U.S. Rep. DeGette Outlines Her Priorities

03/01/2019  |  by Martina Will, Ph.D.

U.S. Congressional Rep. Diana DeGette speaks and takes questions about her work during a previous meeting with local newspapers.

Representative Diana DeGette has served District 1 since 1997 and won reelection in November 2018. As the new legislative session began, she sat down with the Front Porch and other community newspapers to share some of her priorities for this session. In January, DeGette was named Chair of the House Energy and Commerce Committee’s Oversight and Investigations subcommittee and she was appointed to serve on the House Natural Resources Committee. In addition she serves on subcommittees on the Environment & Climate Change and Communications & Technology.

DeGette cites the wide-ranging reach of the Energy and Commerce Committee: “…the Energy and Commerce Committee has very broad jurisdiction over everything relating to the Commerce Clause of the Constitution, so what that means is energy policy, environmental policy, all of healthcare policy, and jurisdiction over drug issues … consumer protection, food safety, telecommunications and the internet—and part of that is net neutrality. In fact, we have jurisdiction over sports.” She cites the hearings on the sexual assaults in gymnastics in 2018 and the establishment of SafeSport as examples of the Committee’s work.

A host of federal agencies fall under the Committee’s purview, including: the Department of Health and Human Services, the National Institutes of Health, the Centers for Disease Control, the Environmental Protection Agency, the Federal Communications Commission, the Federal Trade Commission, the Consumer Product Safety Commission, the National Highway Transportation and Safety Administration and the Department of Energy. “The theme for our Oversight subcommittee is science,” DeGette states. “We are bringing in experts and documents; I don’t think you can legislate unless you have a strong scientific foundation.”

DeGette’s immediate priorities include:

Family Separation: In early February, the Oversight subcommittee began hearings on the family-separation policy launched under President Trump in 2018. The panel sought to establish the total number of children still waiting to be reunited with parents and/or guardians, and learn from psychologists and other experts about the long-term consequences of family separation on children.

Climate Change: The day after the State of the Union, the Environment and Climate Change subcommittee held its first hearing on climate change in over six years. Hearings will also investigate the Trump administration’s rollbacks of the Clean Power Plan, the Clean Air Act and other environmental protections including methane emissions.

Drug Pricing: A 2018 report on insulin pricing co-authored with Rep. Tom Reed (R-NY) recommends that “Congress should pursue a handful of legislative actions to increase price transparency, promote competition among insulin makers, and encourage the use of value-based contracts.” The report defines value-based contracts as “arrangements between different entities along the supply chain that pay higher rates for better patient health outcomes, instead of higher sale volume.”

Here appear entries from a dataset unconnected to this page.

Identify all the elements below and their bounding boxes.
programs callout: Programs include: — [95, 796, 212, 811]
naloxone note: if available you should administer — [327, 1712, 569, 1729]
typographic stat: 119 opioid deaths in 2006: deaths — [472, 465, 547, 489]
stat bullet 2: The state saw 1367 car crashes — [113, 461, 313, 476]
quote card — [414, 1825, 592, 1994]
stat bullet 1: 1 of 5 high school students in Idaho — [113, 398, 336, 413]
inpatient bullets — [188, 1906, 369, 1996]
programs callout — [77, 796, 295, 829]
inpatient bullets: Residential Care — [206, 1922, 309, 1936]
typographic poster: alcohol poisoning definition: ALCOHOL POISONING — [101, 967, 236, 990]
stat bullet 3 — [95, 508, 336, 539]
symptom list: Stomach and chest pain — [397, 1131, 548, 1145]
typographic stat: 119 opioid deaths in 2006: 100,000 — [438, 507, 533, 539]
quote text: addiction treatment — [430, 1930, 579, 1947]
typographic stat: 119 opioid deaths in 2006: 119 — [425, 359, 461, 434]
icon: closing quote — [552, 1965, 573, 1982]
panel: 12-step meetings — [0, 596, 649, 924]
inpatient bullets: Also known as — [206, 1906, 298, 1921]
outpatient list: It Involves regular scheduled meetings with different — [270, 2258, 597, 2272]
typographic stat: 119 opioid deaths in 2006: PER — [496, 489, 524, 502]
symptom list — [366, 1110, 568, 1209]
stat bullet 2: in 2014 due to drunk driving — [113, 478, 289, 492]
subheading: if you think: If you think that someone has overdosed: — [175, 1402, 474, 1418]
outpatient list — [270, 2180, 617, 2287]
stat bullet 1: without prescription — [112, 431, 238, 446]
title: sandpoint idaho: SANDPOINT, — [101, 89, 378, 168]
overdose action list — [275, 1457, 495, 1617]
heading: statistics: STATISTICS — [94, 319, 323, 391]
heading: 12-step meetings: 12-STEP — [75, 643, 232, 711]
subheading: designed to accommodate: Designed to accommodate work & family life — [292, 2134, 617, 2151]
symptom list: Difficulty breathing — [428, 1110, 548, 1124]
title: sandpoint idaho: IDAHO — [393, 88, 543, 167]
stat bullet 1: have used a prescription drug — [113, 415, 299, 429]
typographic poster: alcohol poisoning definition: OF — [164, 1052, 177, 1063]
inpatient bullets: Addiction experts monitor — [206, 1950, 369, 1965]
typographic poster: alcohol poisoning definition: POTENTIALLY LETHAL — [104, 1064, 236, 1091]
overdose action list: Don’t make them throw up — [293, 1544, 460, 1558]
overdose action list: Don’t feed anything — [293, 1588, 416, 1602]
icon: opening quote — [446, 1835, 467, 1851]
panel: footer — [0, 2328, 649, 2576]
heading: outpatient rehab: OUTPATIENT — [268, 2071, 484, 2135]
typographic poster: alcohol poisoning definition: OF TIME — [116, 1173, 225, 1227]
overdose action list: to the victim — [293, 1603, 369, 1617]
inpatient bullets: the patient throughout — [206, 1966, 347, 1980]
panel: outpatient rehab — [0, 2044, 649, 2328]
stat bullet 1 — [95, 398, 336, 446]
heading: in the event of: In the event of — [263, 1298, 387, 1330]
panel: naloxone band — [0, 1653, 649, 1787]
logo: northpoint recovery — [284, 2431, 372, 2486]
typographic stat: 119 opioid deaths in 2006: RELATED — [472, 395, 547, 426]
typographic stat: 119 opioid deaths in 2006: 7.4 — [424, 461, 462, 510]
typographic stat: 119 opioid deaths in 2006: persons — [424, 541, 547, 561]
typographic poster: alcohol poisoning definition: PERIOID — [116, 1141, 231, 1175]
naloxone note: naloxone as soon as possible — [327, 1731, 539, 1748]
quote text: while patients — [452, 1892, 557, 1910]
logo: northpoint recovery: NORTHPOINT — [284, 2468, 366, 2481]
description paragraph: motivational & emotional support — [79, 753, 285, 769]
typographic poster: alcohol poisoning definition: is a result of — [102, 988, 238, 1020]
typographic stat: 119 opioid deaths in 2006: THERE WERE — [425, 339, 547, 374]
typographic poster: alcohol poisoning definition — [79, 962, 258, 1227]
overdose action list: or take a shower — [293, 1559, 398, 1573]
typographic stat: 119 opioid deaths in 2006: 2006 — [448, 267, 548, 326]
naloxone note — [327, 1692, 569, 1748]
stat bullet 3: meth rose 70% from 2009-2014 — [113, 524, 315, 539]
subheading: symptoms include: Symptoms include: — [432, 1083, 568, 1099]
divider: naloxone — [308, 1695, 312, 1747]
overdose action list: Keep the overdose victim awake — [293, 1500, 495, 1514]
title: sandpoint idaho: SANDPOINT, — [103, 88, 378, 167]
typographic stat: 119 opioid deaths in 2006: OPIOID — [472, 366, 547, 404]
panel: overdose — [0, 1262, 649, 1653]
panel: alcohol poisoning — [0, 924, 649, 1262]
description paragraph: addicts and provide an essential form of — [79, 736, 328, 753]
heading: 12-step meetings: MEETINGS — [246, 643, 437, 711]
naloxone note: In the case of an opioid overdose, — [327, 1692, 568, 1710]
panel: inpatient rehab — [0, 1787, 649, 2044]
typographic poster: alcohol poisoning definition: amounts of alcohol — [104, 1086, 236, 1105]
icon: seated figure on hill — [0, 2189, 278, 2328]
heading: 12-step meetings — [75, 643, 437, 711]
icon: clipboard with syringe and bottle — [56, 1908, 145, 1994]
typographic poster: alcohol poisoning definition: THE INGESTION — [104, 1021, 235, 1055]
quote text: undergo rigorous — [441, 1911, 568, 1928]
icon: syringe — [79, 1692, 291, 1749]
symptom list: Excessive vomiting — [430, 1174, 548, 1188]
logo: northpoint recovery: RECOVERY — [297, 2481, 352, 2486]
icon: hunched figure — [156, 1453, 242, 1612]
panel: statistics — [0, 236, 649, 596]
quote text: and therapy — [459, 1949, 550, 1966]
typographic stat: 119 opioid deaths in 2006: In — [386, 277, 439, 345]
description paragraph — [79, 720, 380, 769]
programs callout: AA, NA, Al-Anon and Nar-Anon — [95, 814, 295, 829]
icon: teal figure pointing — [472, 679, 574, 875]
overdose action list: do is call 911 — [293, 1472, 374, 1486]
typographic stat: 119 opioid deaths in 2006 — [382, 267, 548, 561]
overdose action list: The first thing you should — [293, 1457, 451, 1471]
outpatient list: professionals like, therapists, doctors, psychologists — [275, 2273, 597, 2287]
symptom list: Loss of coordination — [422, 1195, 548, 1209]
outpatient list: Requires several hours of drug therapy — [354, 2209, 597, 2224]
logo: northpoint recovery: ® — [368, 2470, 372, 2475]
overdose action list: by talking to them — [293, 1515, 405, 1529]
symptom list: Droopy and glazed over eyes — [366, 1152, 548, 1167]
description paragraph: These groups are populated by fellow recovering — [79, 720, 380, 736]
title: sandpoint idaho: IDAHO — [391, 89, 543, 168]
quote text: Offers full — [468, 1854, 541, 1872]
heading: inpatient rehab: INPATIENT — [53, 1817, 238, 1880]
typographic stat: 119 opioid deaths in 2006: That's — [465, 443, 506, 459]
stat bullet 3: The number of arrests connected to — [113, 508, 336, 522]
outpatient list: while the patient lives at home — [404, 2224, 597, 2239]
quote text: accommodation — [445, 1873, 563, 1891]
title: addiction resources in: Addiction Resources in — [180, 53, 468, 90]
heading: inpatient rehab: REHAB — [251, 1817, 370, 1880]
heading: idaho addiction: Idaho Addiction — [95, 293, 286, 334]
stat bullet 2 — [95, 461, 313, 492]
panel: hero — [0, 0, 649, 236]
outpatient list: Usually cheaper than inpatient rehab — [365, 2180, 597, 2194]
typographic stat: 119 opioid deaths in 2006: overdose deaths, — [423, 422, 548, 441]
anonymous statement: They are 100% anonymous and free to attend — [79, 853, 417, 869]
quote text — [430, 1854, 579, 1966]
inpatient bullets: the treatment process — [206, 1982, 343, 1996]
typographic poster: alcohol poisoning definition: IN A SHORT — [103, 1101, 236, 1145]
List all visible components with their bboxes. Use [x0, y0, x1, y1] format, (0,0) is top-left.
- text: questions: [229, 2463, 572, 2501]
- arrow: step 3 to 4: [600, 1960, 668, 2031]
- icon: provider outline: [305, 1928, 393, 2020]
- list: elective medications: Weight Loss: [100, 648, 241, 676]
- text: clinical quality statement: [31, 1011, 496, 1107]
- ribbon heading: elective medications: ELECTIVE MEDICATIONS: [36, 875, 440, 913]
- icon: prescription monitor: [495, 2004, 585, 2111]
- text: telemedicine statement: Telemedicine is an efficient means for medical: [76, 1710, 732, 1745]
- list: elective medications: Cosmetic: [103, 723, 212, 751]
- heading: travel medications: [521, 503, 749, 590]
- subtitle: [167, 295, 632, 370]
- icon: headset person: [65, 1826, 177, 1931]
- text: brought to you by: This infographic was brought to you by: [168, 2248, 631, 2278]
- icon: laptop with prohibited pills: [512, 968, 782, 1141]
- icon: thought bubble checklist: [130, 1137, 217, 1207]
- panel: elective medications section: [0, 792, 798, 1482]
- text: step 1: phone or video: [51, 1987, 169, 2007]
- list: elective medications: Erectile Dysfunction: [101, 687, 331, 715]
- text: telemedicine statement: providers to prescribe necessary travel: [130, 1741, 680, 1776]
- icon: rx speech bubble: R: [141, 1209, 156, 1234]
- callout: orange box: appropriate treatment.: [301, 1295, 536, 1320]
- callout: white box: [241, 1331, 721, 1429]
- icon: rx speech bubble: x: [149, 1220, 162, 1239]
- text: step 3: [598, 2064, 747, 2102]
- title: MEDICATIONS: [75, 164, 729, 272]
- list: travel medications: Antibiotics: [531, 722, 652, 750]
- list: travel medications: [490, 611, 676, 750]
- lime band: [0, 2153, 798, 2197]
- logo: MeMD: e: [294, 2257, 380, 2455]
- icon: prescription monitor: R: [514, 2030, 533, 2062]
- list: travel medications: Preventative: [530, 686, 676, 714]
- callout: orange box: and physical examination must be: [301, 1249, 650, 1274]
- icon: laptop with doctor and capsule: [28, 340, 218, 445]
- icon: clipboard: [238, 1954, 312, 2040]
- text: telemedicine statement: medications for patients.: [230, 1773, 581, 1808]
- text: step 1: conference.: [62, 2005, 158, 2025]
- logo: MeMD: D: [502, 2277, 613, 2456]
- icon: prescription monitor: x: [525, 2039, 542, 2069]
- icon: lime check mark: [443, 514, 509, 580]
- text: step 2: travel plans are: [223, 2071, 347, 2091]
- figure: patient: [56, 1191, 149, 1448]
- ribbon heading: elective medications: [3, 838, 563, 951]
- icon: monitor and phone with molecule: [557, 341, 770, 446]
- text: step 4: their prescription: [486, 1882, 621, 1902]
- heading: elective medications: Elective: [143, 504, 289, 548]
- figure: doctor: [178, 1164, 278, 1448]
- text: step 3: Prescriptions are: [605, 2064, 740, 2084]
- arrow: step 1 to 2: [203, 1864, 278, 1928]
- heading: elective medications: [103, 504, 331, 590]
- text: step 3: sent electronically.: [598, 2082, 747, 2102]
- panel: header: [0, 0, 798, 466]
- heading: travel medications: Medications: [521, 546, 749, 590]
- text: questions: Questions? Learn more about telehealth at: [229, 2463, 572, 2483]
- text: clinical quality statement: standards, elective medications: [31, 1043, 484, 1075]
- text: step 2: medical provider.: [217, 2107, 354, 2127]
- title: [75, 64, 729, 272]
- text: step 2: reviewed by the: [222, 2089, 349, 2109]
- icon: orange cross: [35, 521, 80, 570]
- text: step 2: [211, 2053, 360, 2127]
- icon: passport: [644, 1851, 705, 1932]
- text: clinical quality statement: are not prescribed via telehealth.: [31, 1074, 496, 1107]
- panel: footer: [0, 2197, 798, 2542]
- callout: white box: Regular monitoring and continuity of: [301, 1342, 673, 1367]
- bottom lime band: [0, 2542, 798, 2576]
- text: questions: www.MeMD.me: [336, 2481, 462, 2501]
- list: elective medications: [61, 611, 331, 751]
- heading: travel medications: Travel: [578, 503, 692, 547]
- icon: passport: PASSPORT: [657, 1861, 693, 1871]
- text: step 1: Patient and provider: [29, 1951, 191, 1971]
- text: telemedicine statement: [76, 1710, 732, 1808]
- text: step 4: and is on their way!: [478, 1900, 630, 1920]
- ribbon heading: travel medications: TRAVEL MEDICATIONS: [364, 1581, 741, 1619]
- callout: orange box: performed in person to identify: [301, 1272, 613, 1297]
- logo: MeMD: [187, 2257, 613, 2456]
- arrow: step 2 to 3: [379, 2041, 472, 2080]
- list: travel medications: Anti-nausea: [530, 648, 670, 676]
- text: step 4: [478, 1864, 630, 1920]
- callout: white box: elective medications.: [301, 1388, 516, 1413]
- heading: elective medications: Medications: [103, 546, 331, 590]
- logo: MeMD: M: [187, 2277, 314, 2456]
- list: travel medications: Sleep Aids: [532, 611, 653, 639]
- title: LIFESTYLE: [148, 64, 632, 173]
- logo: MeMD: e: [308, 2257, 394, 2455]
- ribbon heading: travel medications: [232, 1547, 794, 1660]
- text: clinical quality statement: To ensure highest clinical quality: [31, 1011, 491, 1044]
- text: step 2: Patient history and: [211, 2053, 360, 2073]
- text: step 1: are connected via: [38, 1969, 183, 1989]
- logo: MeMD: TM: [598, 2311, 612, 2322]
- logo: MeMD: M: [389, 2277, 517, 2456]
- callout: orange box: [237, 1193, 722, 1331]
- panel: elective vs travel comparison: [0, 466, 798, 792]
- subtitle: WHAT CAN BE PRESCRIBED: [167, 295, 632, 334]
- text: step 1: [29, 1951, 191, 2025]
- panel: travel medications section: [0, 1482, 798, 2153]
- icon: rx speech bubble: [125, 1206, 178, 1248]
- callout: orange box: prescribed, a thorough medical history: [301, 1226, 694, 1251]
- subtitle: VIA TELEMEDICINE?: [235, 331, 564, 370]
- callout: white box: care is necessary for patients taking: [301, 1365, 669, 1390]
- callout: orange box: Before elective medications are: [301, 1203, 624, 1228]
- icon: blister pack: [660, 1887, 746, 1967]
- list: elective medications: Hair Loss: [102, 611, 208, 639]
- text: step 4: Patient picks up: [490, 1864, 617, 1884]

Women’s Health: In Spring 2019, hearings on women’s health issues including family planning, abstinence-only programs, and Title X (Population Research and Voluntary Family Planning Programs) restrictions will take place. DeGette said she would ultimately like to enact a program at the national level like Colorado’s highly successful Family Planning Initiative with Long-Acting Reversible Contraception (LARC). While bringing in scientists and experts to testify should not be “news,” says DeGette, “Previous discussions of family planning, fetal tissue research and other issues have never had scientists testify.”